Explain Codes LogoExplain Codes Logo

Python Pandas Error tokenizing data

python
error-handling
csv-module
pandas-read-csv
Alex KataevbyAlex Kataev·Aug 27, 2024
TLDR

Problem: Pandas Error tokenizing data. Solution: Pandas read_csv function with on_bad_lines parameter. For Pandas ≥ 1.3.0, use either skip to bypass erroneous lines or warn to receive alerts:

# Nothing slips past pandas on our watch! df = pd.read_csv('file.csv', on_bad_lines='skip')

Suspect funny business with the delimiter character? Define it explicitly:

# Tabs everywhere? Say no more! df = pd.read_csv('file.csv', sep='\t')

Dodgy leading or trailing whitespaces in your data? Include skipinitialspace=True:

# Pandas sure doesn't like spaces before coffee (or data) df = pd.read_csv('file.csv', skipinitialspace=True)

Diagnosing CSV's quirky ways

Tackling CSV compatibility issues requires a diagnosis before treatment.
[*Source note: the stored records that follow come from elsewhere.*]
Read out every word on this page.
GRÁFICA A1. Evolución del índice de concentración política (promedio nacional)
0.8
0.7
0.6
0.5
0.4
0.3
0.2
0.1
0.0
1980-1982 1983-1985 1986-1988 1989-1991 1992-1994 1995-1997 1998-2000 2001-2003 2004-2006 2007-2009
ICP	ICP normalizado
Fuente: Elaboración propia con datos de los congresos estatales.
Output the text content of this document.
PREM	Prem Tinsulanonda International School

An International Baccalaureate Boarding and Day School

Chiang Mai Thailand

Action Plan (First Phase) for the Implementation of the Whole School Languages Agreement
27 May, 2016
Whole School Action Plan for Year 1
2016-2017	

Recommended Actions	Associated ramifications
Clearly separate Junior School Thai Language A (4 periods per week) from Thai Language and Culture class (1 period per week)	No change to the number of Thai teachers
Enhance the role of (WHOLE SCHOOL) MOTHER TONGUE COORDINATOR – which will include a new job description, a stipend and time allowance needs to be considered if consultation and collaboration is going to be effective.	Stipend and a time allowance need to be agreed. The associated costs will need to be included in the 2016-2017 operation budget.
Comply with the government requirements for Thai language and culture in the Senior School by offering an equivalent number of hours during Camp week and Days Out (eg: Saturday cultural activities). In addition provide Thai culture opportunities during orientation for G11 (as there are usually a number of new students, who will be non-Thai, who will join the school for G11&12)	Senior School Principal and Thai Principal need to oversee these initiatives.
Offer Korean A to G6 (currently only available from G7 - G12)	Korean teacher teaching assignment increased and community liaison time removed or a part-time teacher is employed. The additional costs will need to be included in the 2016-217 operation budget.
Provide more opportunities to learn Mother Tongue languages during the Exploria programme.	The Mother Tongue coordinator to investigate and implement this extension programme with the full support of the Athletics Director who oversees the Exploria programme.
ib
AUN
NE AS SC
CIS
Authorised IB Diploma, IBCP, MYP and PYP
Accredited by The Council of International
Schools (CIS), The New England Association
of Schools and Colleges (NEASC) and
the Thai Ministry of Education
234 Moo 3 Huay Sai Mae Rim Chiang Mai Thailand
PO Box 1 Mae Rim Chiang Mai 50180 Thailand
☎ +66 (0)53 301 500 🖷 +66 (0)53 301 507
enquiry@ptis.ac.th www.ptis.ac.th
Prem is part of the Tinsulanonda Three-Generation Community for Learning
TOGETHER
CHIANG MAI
Potential ailments include:

  • Mismatched column count
  • Inconsistent header rows
  • Unforeseen delimiter character
  • Misleading/non-representative header rows

Employ csv.Sniffer() for a clue or inspect the CSV's initial lines. Ensure you're starting your read from the first line post-diagnosis.

When headers play hooky, specify column names with the names parameter. Check the alignment between your names list and the CSV's actual column count to avoid mismatch tantrums!

When pandas need a hand with error handling

For decidedly eccentric CSVs, more bespoke handling of "problematic" lines might be warranted:

def handle_bad_lines(err): # Log, fix or dismiss errors here as you see fit, like a data superhero pass df = pd.read_csv('file.csv', on_bad_lines=handle_bad_lines)

This lets you log, overlook, or even correct lines in situ for a more tailored data processing.

Easier understanding with visualization

To help you grasp the "Error tokenizing data" concept, let's take a visual ride:

Our Closet Items: [👕, 👚, 🩳, 'sock', '🧦', 2️⃣4️⃣, 🧥]

How our pandas.read_csv() behaves is akin to a neat freak arranging a wardrobe with a particular arrangement in mind:

Expected Format (or where they think they belong): [Clothing Type, Size, Color]

Unformatted or unexpected items attract pandas' ire:

💼➡️🧹💥: ['Mismatch!', 'Could not parse!', 'Error tokenizing']

An unhappy pandas (organizer) might throw an error encountering unexpected items (data):

🚫 ('sock', 2️⃣4️⃣) 🚫 - Clothes not sticking to the dress code!

Ensure your data (or clothes) adheres to the expected format before inviting pandas (the neat freak) over!

Hitting a wall with pandas? Try Python's csv module

When pandas read_csv appears to be a hammer unable to hit the nail, the Python csv module might have the chisel for your needs. It lets you craft custom CSV reading strategies, particularly useful when pandas seems like an overkill!